Toss the corn and tomatoes on a foil-lined baking sheet (the foil is simply for easy clean up; you can skip that step if you love scrubbing roasted vegetable gunk off of metal pans) and then we'll add a bunch of chopped garlic, a light sprinkling of kosher salt and fresh cracked black pepper, and a little drizzle of olive oil.

The oven then does magical things as the veggies roast and caramelize and release natural sugars. Your house will smell amazing.

While those are doing their thing in the oven, heat up a stock pot to medium high heat. Add a little olive oil and some diced onion.

I wanted the smoky sweetness of fire-roasted bell peppers, but I really didn't want to take the time to roast one myself, so I use a jar since it's something I almost always have in my pantry. An 8-ounce jar is equivalent to about 1 medium sized bell pepper.

Just give them a rough dice before you toss them in the pot.

The two seasonings that will give a ton of flavor to our roasted veggies are chipotle chili powder and smoked paprika. Both go beautifully with corn and tomatoes and are a perfect compliment to this flavor profile. Since we're making soup here, we definitely need some broth. Use chicken broth, unless you need to make this vegetarian and you can experiment with vegetable broth. When given the choice of the two however, I'll always go with chicken broth since it has more flavor.

Take the corn and tomatoes out of the oven when your tomatoes look all wrinkled.

The corn will probably be turning a little golden brown, but it's okay if it's not.
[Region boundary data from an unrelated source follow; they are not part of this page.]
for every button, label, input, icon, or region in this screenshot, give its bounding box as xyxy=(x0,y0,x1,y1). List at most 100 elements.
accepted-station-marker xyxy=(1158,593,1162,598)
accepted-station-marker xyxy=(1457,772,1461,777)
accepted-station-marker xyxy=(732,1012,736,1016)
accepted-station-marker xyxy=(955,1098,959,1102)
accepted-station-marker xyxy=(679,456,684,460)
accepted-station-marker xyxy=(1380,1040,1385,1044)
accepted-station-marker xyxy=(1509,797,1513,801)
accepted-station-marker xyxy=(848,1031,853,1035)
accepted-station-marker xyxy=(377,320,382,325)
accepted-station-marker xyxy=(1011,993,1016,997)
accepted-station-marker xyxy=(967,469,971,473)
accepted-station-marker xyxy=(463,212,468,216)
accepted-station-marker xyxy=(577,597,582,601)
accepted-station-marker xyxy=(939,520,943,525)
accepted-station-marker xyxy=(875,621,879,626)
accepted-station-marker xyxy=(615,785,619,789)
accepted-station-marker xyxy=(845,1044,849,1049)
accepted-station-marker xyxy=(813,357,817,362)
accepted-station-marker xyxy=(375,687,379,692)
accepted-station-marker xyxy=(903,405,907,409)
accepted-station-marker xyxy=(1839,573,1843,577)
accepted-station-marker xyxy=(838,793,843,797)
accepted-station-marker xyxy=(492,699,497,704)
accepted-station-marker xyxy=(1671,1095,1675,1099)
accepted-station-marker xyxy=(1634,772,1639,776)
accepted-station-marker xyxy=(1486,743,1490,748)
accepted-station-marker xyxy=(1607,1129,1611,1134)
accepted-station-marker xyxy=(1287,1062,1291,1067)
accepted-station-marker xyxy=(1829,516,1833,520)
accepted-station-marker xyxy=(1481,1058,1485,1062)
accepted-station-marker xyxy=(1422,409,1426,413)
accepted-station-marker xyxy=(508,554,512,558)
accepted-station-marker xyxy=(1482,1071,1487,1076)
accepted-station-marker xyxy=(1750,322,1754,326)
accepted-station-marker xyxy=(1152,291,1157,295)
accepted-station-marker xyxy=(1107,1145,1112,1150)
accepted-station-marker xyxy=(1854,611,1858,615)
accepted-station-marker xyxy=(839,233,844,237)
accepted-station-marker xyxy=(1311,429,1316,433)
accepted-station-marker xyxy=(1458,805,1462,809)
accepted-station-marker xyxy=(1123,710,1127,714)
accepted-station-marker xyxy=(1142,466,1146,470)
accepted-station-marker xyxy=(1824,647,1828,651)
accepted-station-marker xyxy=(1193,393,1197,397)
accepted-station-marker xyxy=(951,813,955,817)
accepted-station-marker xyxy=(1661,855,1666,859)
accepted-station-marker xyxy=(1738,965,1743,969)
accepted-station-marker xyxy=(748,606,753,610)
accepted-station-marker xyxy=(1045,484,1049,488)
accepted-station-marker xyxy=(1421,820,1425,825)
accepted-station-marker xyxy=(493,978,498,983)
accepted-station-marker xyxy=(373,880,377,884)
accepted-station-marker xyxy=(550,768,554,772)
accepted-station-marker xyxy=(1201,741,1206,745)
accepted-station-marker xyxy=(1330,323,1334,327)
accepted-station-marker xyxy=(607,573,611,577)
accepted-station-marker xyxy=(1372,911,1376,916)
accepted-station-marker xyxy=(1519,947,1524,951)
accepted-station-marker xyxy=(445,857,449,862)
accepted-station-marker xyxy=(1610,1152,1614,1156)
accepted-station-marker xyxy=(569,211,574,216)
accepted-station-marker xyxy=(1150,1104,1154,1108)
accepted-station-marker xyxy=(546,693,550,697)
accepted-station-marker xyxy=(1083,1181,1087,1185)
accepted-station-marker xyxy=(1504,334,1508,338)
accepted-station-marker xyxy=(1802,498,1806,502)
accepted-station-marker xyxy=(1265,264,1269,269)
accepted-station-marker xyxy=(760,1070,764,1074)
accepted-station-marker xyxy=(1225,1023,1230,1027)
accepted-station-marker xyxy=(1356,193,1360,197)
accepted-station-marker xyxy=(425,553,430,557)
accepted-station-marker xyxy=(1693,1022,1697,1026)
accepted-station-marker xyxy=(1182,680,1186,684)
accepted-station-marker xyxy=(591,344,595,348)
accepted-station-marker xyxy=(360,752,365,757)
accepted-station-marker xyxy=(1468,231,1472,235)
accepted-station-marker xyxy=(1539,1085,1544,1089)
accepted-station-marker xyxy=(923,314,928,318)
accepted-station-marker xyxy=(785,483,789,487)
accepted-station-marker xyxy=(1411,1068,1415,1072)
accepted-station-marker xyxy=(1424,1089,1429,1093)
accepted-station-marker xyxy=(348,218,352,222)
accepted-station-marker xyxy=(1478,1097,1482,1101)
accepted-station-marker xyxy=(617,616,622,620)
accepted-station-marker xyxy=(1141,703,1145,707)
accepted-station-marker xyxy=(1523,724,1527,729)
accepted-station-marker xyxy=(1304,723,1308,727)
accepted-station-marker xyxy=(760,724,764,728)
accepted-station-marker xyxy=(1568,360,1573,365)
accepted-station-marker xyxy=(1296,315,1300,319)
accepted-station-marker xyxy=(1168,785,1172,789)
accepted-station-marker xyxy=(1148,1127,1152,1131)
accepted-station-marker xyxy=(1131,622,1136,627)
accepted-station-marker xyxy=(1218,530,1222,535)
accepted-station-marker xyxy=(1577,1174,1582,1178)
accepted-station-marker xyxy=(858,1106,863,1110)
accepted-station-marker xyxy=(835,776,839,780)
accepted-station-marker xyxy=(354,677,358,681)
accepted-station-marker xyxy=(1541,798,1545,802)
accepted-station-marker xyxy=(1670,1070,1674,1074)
Scrape every last bit of that pan into your soup pot and bring it to a simmer.  Cover the pot and keep it at a low simmer for about 20 minutes. All of those flavors come together in a sweet, smoky combination.

You can use an immersion blender to puree the soup, but I actually prefer my blender for this one since the corn has so much texture. Remember when you put anything hot in your blender to remove that little stopper at the top. It's important that the steam has somewhere to go. The other important step is that you cover it with a folded paper towel before you press start!

Puree the soup until it's smooth. Even after blending for quite a while, it will still have a little texture from the corn, which I like.